Site icon The Commune

According To The Wire ₹25,000 In 1991 = ₹25,000 In 2025

the wire inflation economics maths crackonomics

Leftists and economics/basic mathematics can never go hand in hand – here’s yet another proof of this fact. First it was Newslaundry which confused “Purchasing Power Parity” (PPP) with “Public Private Partnership” (PPP) while discussing India’s GDP rankings in a video on their YouTube channel. Now it is the turn of their counterpart The Wire.

In a video from their series “Crackonomics” titled “Is Our Banking Model Failing Aam Aadmi?” that raised “critical concerns about India’s banking system” and its alleged tilt away from the common man, one specific segment was fallacious.

The segment claims small loans to poor borrowers declined sharply from 94% in 1991 to just 15% in 2025.

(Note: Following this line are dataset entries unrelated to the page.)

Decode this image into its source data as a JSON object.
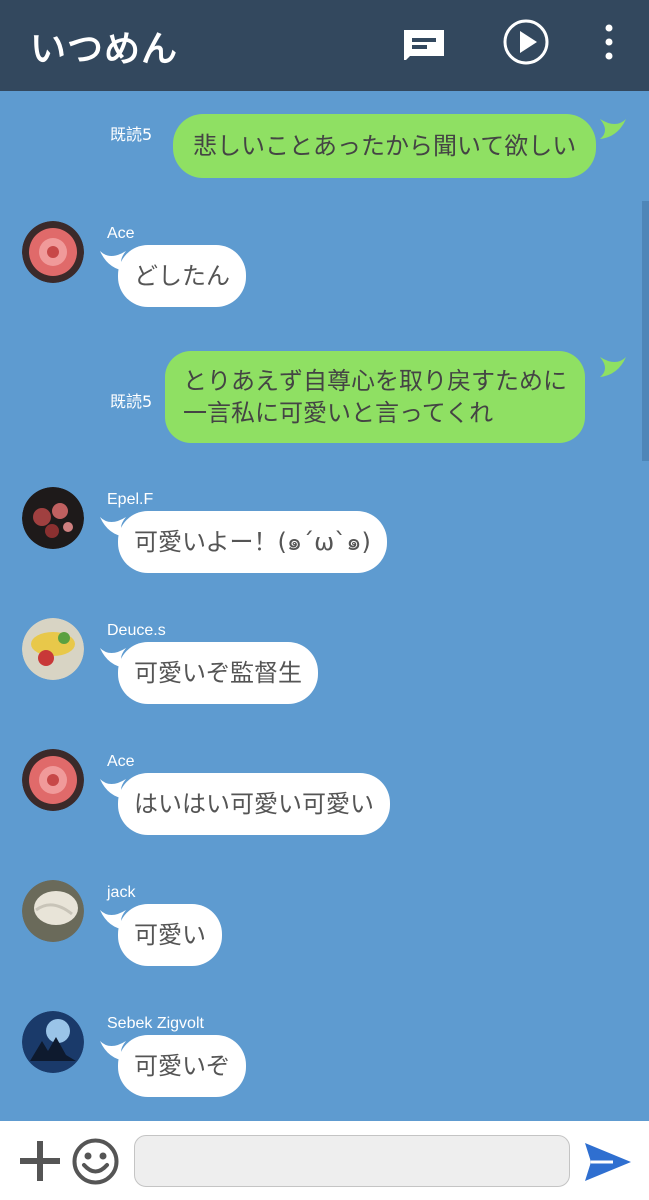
{
  "header": {
    "title": "いつめん",
    "icons": [
      "note-icon",
      "play-icon",
      "more-vertical-icon"
    ]
  },
  "messages": [
    {
      "type": "outgoing",
      "read": "既読5",
      "lines": [
        "悲しいことあったから聞いて欲しい"
      ]
    },
    {
      "type": "incoming",
      "sender": "Ace",
      "text": "どしたん"
    },
    {
      "type": "outgoing",
      "read": "既読5",
      "lines": [
        "とりあえず自尊心を取り戻すために",
        "一言私に可愛いと言ってくれ"
      ]
    },
    {
      "type": "incoming",
      "sender": "Epel.F",
      "text": "可愛いよー！(๑´ω`๑)"
    },
    {
      "type": "incoming",
      "sender": "Deuce.s",
      "text": "可愛いぞ監督生"
    },
    {
      "type": "incoming",
      "sender": "Ace",
      "text": "はいはい可愛い可愛い"
    },
    {
      "type": "incoming",
      "sender": "jack",
      "text": "可愛い"
    },
    {
      "type": "incoming",
      "sender": "Sebek Zigvolt",
      "text": "可愛いぞ"
    }
  ],
  "footer": {
    "input_value": "",
    "icons": [
      "plus-icon",
      "smile-icon",
      "send-icon"
    ]
  },
  "colors": {
    "header": "#33485e",
    "chat_bg": "#5e9bd0",
    "outgoing_bubble": "#8fe063",
    "incoming_bubble": "#ffffff",
    "send_accent": "#2f6fd0"
  }
}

The anchor says, “Then comes the matter of loans, since 1991 the number of small loans has been falling. Thomas Franco, former general secretary of All India Bank Officers Confederation, told how the decrease in small loans is a matter of concern. In 1991, loans up to Rs 25,000 were being given to 94% borrowers and their outstanding was 22%, meaning these small loans were usually recovered easily and did not become bad debt. Also, loans up to Rs 2 lakh were being given to 99% borrowers. Overall, the doors of banks were open for the common man. Then comes the year 2001 when the number of loans up to Rs 25,000 decreased to 71.7% while the borrowers were repaying them on time, only 7% were outstanding. By 2014, loans of Rs 25,000 or less were reduced to just 23.5% and loans up to Rs 2 lakh also came down to 78.4%. Now in 2025, loans up to Rs 25,000 have reduced to just 15.3% and their outstanding amount is just 0.2% of the total outstanding amount. Overall, the money given to the poor man is decreasing.”

Now let us tell you why this is wrong or based on a wrong understanding.

While the video argues that loans of ₹25,000 or less accounted for 94% of borrowers in 1991, dropping to 71.7% in 2001, 23.5% in 2014, and finally just 15.3% in 2025. However, what it fails to acknowledge is that ₹25,000 in 1991 had significantly more purchasing power than it does today.

Using conservative inflation estimates (6–8% annually), ₹25,000 in 1991 would be roughly equivalent to ₹2.5 to ₹3 lakh in 2025. This means that a ₹25,000 loan today is no longer “small” in the same way—it is microscopic.

Without accounting for inflation or economic growth, the video makes an apples-to-oranges comparison that creates an illusion of decline where there may be none—or at least, not to the dramatic extent claimed.

If the video aimed to honestly track how banking access for the poor has changed, it should have:

With such a methodology, we would get a clearer picture of whether access to credit for the poor has genuinely shrunk—or just evolved in size as the economy matured.

Another way of looking at this issue is to understand how things have changed over the years.

Yes, regular banks have reduced tiny-ticket lending (≤₹25,000), but not because the poor are getting less credit. Instead, the market has shifted to:

Microfinance Institutions (MFIs): MFIs now serve 10 crore+ borrowers with loans of ₹10,000–₹50,000. Interest rates are higher (18–24%), but approval is faster than banks.

Government Schemes such as PM Mudra Yojana, PM Svanidhi

Mudra Yojana: Since its launch in April 2015, the Pradhan Mantri Mudra Yojana (PMMY) has sanctioned over 52 crore loans worth ₹32.61 lakh crore. 

PM SVANidhi: Launched in 2020, the scheme offers collateral-free loans of ₹10,000–₹50,000 to street vendors with a 7% interest subsidy and ₹100 monthly cashback for digital transactions. It aims to formalize vendors, boost digital adoption, and support their economic mobility, recognizing their vital role in the urban informal economy.

Fintech & Digital Lenders: Apps like PayTM, PhonePe, and KreditBee offer instant small loans (₹10,000–₹3 lakhs).

The claim that “loans to the poor have collapsed” is misleading because it ignores inflation (₹25,000 today is far less valuable) and also the available alternatives (MFIs, govt schemes, fintech).

The truth is that the poor have more credit options than ever—just not all from traditional banks. The real debate should be about fair interest rates and regulating MFIs, not a false “banks vs. poor” narrative.